There is a huge disconnect between the crazy AI hype threads on Twitter and the current state of the technology. “BabyAGI just built my IKEA table, made me a cappuccino and got my cat pregnant! 143 things it could do for you.”
Perhaps you have built your own Langchain-based agent for funsies, and have encountered some of the challenges I’m about to describe. I feel you. Earlier this year I was experimenting with a Langchain agent that would take a request (e.g. “give me a summary of crypto news from the past week”), search the internet, scrape pages and email me a summary. I could publish the code, but Bard already does it better:
There were many calls to GPT3.5 involved: first, understand the request and make plans. Then, run queries to find relevant sources. After that, parse the query output. Extract links. Scrape them. Summarize them. Keep track of the original links so I could double-check the sources (to make sure the model didn’t make any of it up). Because inference is slow and the OpenAI api isn’t always fast or reliable, the entire process took about 10-15 minutes.

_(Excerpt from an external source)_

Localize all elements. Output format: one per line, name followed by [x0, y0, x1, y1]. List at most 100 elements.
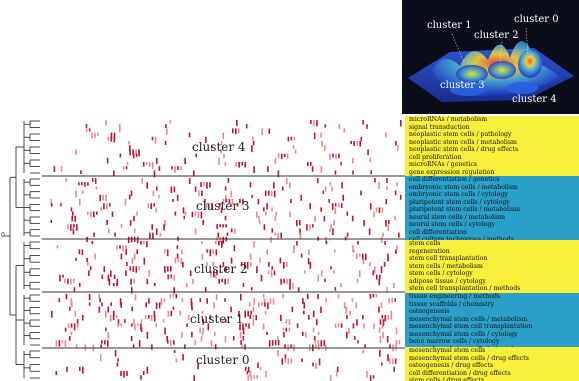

Every step can fail in an unexpected number of ways. Failures compound. Let’s say there are 10 steps involved, and each one has a success rate of 90%. This means that the entire process has approximately one third chances of succeeding. What complicates this is that a failure isn’t always obvious until you see the whole result. For example, sometimes the search would pick up a newly refreshed page with news from last year. It would keep researching them, and fifteen minutes later I would get a summary of crypto news from Early 2022 (Bitcoin at 45k!).